Leitungsabschnitte

Bild 1: Strom- und Spannungsverlauf auf einer Leitung

Bild 1: Strom- und Spannungsverlauf auf einer Leitung

Bild 2: Stichleitungen als Abstandshalter
Leitungsabschnitte
In der Hochfrequenztechnik werden für Abstimmungszwecke meist in der Länge abgestimmte Leitungsabschnitte verwendet. Solche Leitungsabschnitte können parallel zur Leitung geschaltet werden und werden dann als Stichleitung oder englisch: Stub bezeichnet.

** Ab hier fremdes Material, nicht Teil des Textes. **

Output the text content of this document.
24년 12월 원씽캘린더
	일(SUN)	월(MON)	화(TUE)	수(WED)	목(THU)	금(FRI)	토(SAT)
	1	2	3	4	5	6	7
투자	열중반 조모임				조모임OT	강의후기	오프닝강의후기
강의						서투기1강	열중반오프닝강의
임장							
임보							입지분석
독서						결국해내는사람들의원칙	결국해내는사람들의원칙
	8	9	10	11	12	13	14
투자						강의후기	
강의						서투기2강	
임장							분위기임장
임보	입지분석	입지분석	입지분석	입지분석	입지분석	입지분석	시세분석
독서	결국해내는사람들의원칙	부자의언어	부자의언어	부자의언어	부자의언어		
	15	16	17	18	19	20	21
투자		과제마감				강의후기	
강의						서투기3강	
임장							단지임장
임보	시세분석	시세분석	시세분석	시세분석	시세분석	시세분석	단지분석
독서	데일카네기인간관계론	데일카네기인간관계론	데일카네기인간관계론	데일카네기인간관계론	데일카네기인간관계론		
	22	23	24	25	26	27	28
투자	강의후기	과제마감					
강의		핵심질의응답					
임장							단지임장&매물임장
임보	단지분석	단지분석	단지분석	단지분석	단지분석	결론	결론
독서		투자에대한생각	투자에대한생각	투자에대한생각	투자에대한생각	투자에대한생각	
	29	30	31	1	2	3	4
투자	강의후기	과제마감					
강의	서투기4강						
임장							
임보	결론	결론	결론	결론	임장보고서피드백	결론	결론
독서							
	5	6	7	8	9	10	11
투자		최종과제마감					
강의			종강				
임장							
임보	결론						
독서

Die längenmäßige Abstimmung ist eine Anpassung an die zu übertragende Wellenlänge.
Diese Leitungsabschnitte werden bewusst fehlangepasst betrieben: das heißt, sie werden nicht mit einem Widerstand in der Größe der Leitungsimpedanz abgeschlossen, sondern entweder kurzgeschlossen oder offen gelassen.
Ein Kurzschluss bedeutet, dass an dieser Stelle der Widerstand nahe oder gleich Null ist, somit die an diesem Punkt messbare Spannung ebenfalls gleich Null ist, aber es fließt ein maximaler Strom. Bei einer offenen Leitung kann kein Strom fließen, aber die Spannung hat an dieser Stelle ihren maximalen Wert. Bei einer hochfrequenten Welle auf dieser Leitung wird die Welle an solchen fehlangepassten Stellen vollständig reflektiert. Durch Interferenz der hinlaufenden mit der rücklaufenden Welle entsteht eine stehende Welle. Entlang der Leitung kann nun diese maximale (oder bei Kurzschluss: minimale) Spannung im Abstand von der halben Wellenlänge von dieser Fehlanpassung wiederholt gemessen werden.

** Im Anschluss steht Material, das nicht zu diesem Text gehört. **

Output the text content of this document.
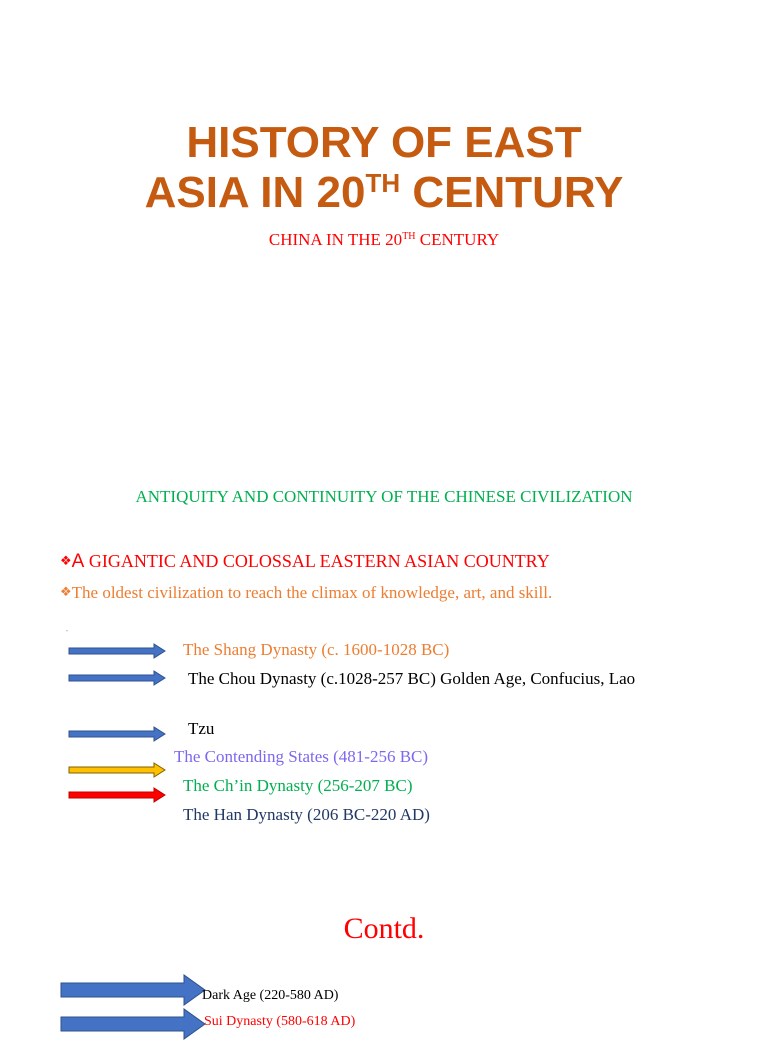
HISTORY OF EAST
ASIA IN 20TH CENTURY
CHINA IN THE 20TH CENTURY
ANTIQUITY AND CONTINUITY OF THE CHINESE CIVILIZATION
❖A GIGANTIC AND COLOSSAL EASTERN ASIAN COUNTRY
❖The oldest civilization to reach the climax of knowledge, art, and skill.
"
The Shang Dynasty (c. 1600-1028 BC)
The Chou Dynasty (c.1028-257 BC) Golden Age, Confucius, Lao
Tzu
The Contending States (481-256 BC)
The Ch’in Dynasty (256-207 BC)
The Han Dynasty (206 BC-220 AD)
Contd.
Dark Age (220-580 AD)
Sui Dynasty (580-618 AD)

Ist nun der Abstand nur ein viertel der Wellenlänge, dann kehrt sich das Verhältnis um. Die an der Fehlanpassung (offene Leitung) maximale Spannung ist an dieser Stelle Null, der Strom hingegen maximal. Ist nun die Fehlanpassung ein Kurzschluss, dann ist in diesem Abstand der Strom Null, aber die Spannung maximal.

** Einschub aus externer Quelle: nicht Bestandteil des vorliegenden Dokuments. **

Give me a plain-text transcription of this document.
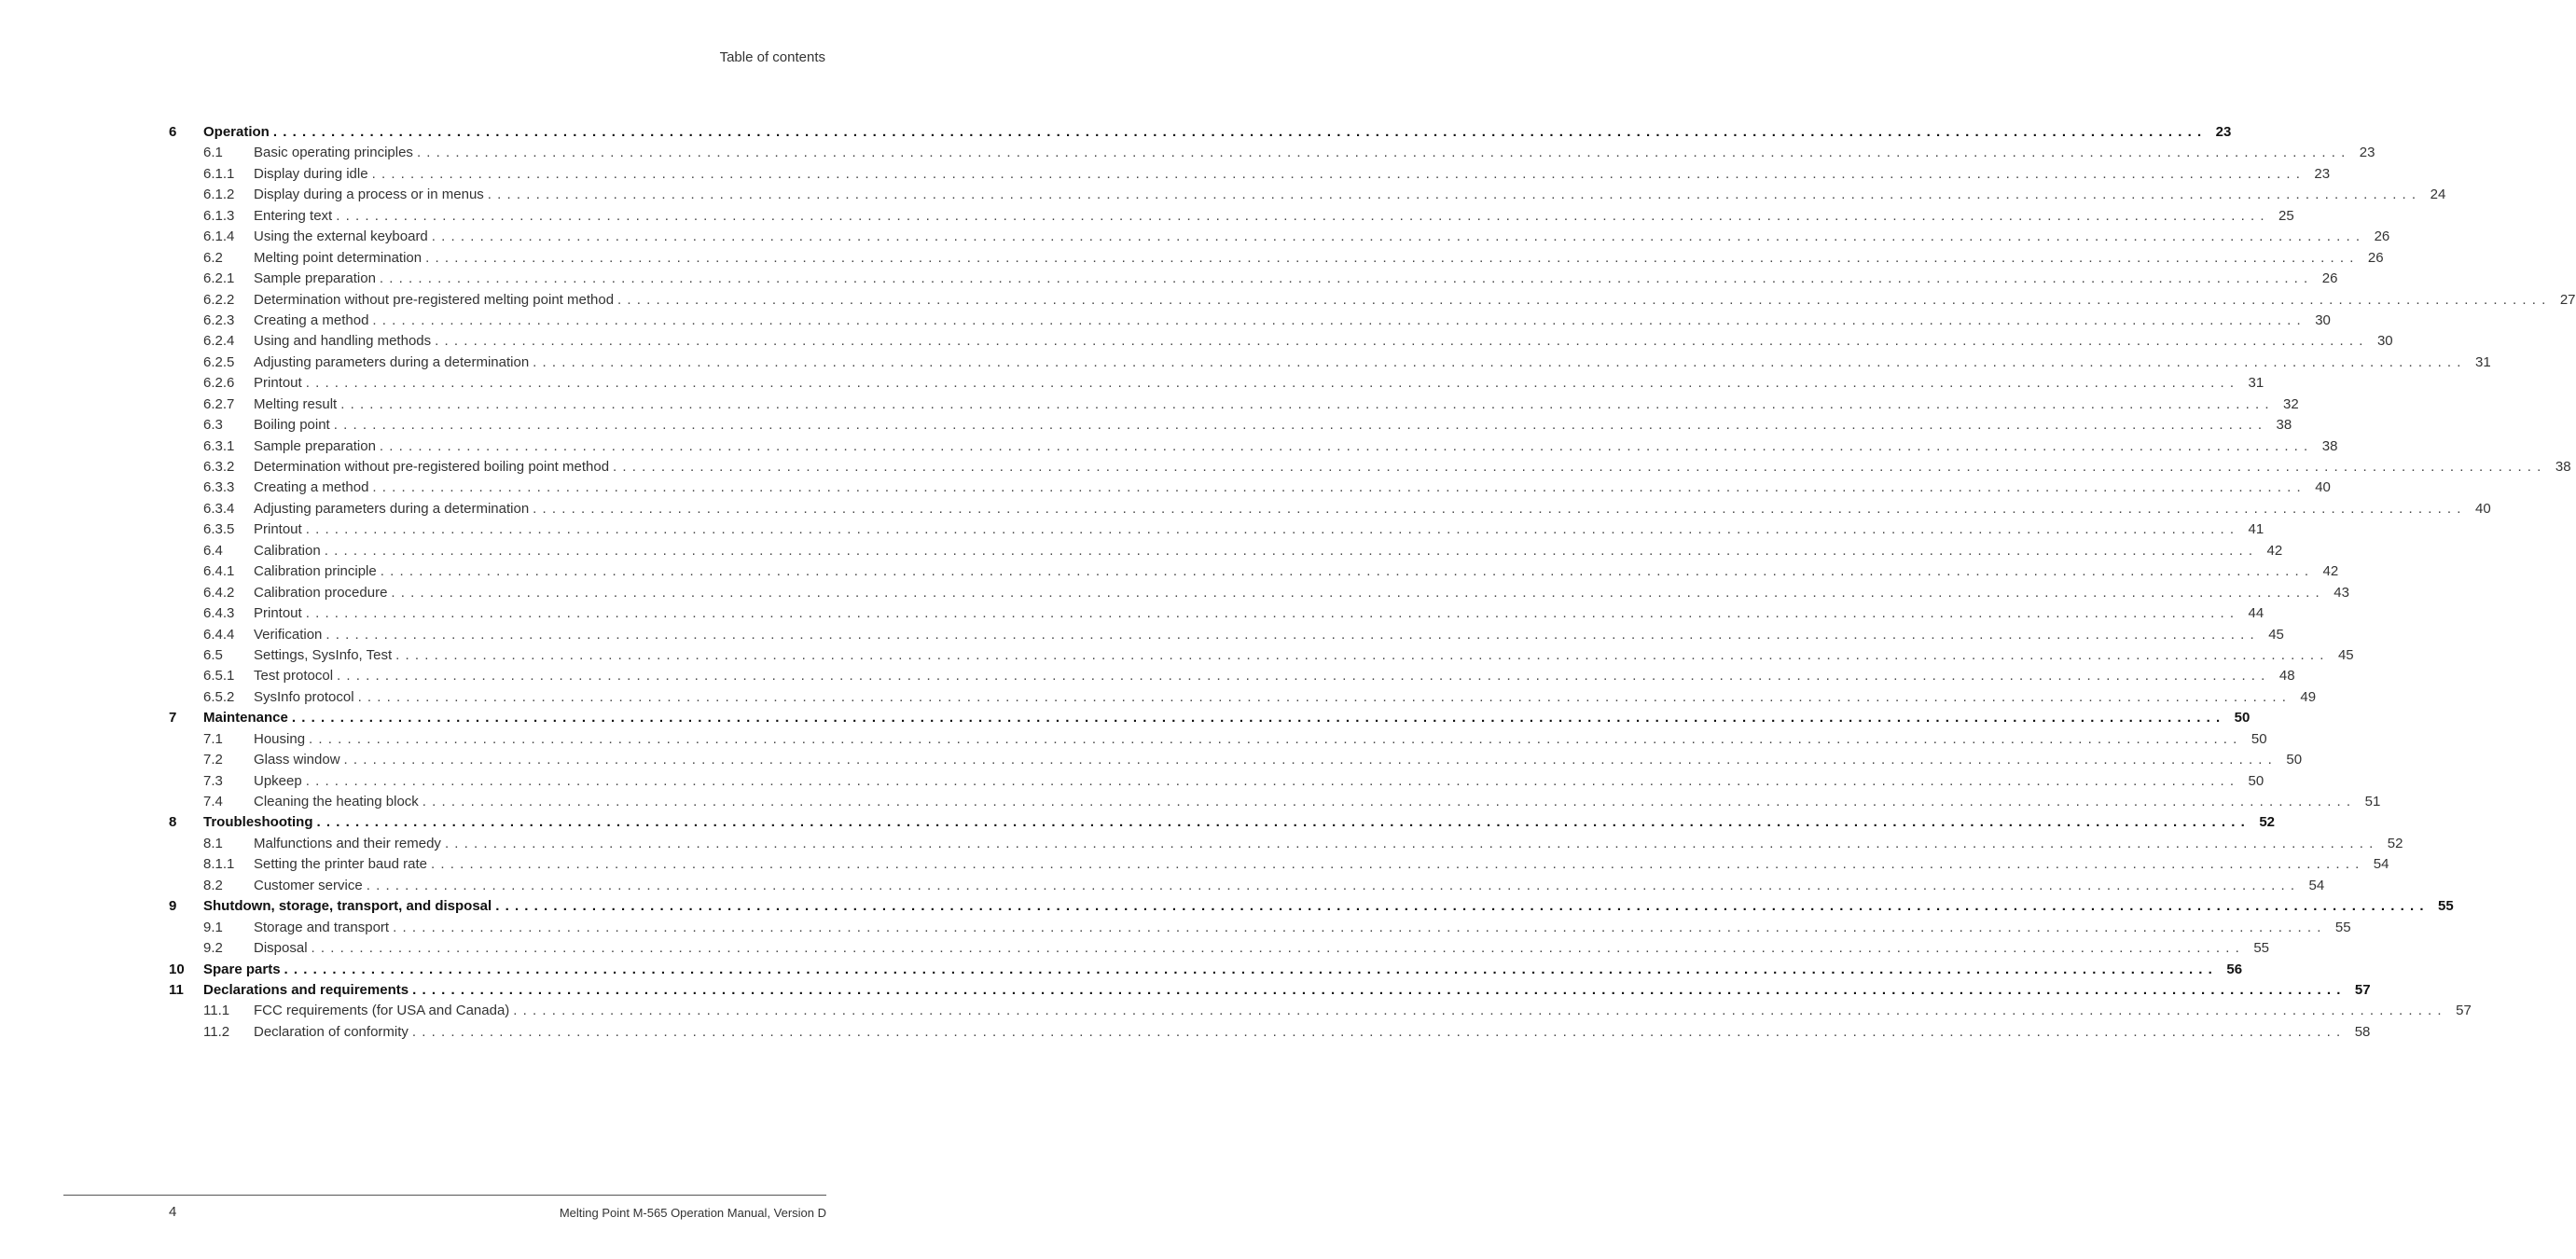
Table of contents
6 Operation ........................................................................................................................................................................................................ 23
6.1 Basic operating principles ........................................................................................................................................................................................................ 23
6.1.1 Display during idle ........................................................................................................................................................................................................ 23
6.1.2 Display during a process or in menus ........................................................................................................................................................................................................ 24
6.1.3 Entering text ........................................................................................................................................................................................................ 25
6.1.4 Using the external keyboard ........................................................................................................................................................................................................ 26
6.2 Melting point determination ........................................................................................................................................................................................................ 26
6.2.1 Sample preparation ........................................................................................................................................................................................................ 26
6.2.2 Determination without pre-registered melting point method ........................................................................................................................................................................................................ 27
6.2.3 Creating a method ........................................................................................................................................................................................................ 30
6.2.4 Using and handling methods ........................................................................................................................................................................................................ 30
6.2.5 Adjusting parameters during a determination ........................................................................................................................................................................................................ 31
6.2.6 Printout ........................................................................................................................................................................................................ 31
6.2.7 Melting result ........................................................................................................................................................................................................ 32
6.3 Boiling point ........................................................................................................................................................................................................ 38
6.3.1 Sample preparation ........................................................................................................................................................................................................ 38
6.3.2 Determination without pre-registered boiling point method ........................................................................................................................................................................................................ 38
6.3.3 Creating a method ........................................................................................................................................................................................................ 40
6.3.4 Adjusting parameters during a determination ........................................................................................................................................................................................................ 40
6.3.5 Printout ........................................................................................................................................................................................................ 41
6.4 Calibration ........................................................................................................................................................................................................ 42
6.4.1 Calibration principle ........................................................................................................................................................................................................ 42
6.4.2 Calibration procedure ........................................................................................................................................................................................................ 43
6.4.3 Printout ........................................................................................................................................................................................................ 44
6.4.4 Verification ........................................................................................................................................................................................................ 45
6.5 Settings, SysInfo, Test ........................................................................................................................................................................................................ 45
6.5.1 Test protocol ........................................................................................................................................................................................................ 48
6.5.2 SysInfo protocol ........................................................................................................................................................................................................ 49
7 Maintenance ........................................................................................................................................................................................................ 50
7.1 Housing ........................................................................................................................................................................................................ 50
7.2 Glass window ........................................................................................................................................................................................................ 50
7.3 Upkeep ........................................................................................................................................................................................................ 50
7.4 Cleaning the heating block ........................................................................................................................................................................................................ 51
8 Troubleshooting ........................................................................................................................................................................................................ 52
8.1 Malfunctions and their remedy ........................................................................................................................................................................................................ 52
8.1.1 Setting the printer baud rate ........................................................................................................................................................................................................ 54
8.2 Customer service ........................................................................................................................................................................................................ 54
9 Shutdown, storage, transport, and disposal ........................................................................................................................................................................................................ 55
9.1 Storage and transport ........................................................................................................................................................................................................ 55
9.2 Disposal ........................................................................................................................................................................................................ 55
10 Spare parts ........................................................................................................................................................................................................ 56
11 Declarations and requirements ........................................................................................................................................................................................................ 57
11.1 FCC requirements (for USA and Canada) ........................................................................................................................................................................................................ 57
11.2 Declaration of conformity ........................................................................................................................................................................................................ 58
4	Melting Point M-565 Operation Manual, Version D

Gemäß dem Ohm'schen Gesetz R = U / I lässt sich aus beiden Werten ein Widerstand berechnen. Ist die Spannung Null, dann ist auch der Widerstand Null; ist der Strom Null, dann haben wir eine Division durch Null: der Widerstand geht gegen Unendlich. Die längenmäßig abgestimmte Leitung hat nun zum Beispiel den Kurzschluss in sein Gegenteil verkehrt: ihn in eine offene Leitung transformiert.
Anwendungsfälle
- Solche Leitungsabschnitte können als Teil von Filtern verwendet werden, die bestimmte Frequenzen bevorzugen: nämlich diejenigen, für welche die berechnete Beziehung der Länge des Leitungsabschnitts zur Wellenlänge genau zutrifft. Zum Beispiel in der Länge ¾ λ nach einem Kurzschluss haben sie einen sehr hohen Widerstand und beeinflussen das Signal nur wenig. Für benachbarte Frequenzen kann die gleiche Länge aber ½ λ bedeuten. Solche Frequenzen werden auf dieser Leitung dann stark bedämpft.
- Zweidrahtleitungen müssen einen bestimmten Abstand zwischen den Drähten haben, damit die Impedanz stimmt. Wenn solche Abstandshalter direkt zwischen den Drähten angebracht werden, dann müssen sie gut isoliert sein um das Signal nicht zu bedämpfen. Wird statt dessen eine Stichleitung verwendet (wie im Bild 2 gezeigt), dann transformieren sie den Kurzschluss am unteren Ende zu einer Verbindung mit einem fast unendlichen Widerstand – also mit einer sehr guten Isolation.